Anatomical surgical approach:  A longitudinal incision was made over the anteromedial aspect of the tibia. Careful subperiosteal dissection was performed to expose the fracture site. Devitalized bone and soft tissue were meticulously debrided. An intramedullary nail was inserted for stabilization, and a cement spacer was placed within the defect, overlapping the native tibia to facilitate membrane formation.

Operative remarks: 

The surgeon emphasized the importance of preserving the bio-active membrane formed over the cement spacer, which is rich in osteogenic cytokines. The contralateral femur was used as a donor site for autograft harvesting via Reamer-Irrigator-Aspirator (RIA) technique, which was then expanded with allograft. The bone graft was carefully laid into the defect without excessive packing, and the membrane was closed over the graft to promote osteogenesis.

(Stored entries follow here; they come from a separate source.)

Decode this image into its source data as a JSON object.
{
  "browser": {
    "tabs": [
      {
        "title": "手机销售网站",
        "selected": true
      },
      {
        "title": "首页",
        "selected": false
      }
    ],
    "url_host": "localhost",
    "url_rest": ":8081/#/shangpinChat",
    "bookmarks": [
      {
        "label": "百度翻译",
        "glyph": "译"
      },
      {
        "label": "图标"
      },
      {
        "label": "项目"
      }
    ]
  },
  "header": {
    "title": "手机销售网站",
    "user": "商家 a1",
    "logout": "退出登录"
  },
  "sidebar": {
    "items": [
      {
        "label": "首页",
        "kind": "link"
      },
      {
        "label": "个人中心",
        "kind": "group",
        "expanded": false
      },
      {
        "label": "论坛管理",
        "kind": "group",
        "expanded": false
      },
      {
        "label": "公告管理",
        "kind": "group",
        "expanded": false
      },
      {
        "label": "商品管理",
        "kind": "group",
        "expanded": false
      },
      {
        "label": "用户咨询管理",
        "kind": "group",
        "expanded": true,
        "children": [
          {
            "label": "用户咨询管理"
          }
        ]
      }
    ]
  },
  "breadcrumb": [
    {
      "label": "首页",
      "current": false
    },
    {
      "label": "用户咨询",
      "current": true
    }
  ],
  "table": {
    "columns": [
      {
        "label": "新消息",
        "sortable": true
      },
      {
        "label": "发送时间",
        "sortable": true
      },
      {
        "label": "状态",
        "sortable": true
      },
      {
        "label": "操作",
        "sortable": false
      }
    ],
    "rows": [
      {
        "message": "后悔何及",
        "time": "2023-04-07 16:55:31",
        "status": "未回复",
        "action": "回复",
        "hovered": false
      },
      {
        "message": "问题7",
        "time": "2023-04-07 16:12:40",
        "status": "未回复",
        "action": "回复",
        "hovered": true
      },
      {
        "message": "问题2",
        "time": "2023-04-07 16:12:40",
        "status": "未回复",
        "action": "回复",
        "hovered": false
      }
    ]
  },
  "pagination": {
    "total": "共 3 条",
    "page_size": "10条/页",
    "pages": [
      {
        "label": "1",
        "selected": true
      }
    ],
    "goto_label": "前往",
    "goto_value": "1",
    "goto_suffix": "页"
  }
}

Postoperative protocol:   Postoperatively, the patient was placed in a splint with non-weight bearing status on the affected limb. Early range of motion exercises were encouraged for adjacent joints, with gradual progression to weight-bearing as tolerated following confirmation of graft incorporation.

Follow up:   Not specified.

Orthopaedic implants used:   Intramedullary nail, antibiotic-impregnated cement spacer, RIA system for autograft harvesting.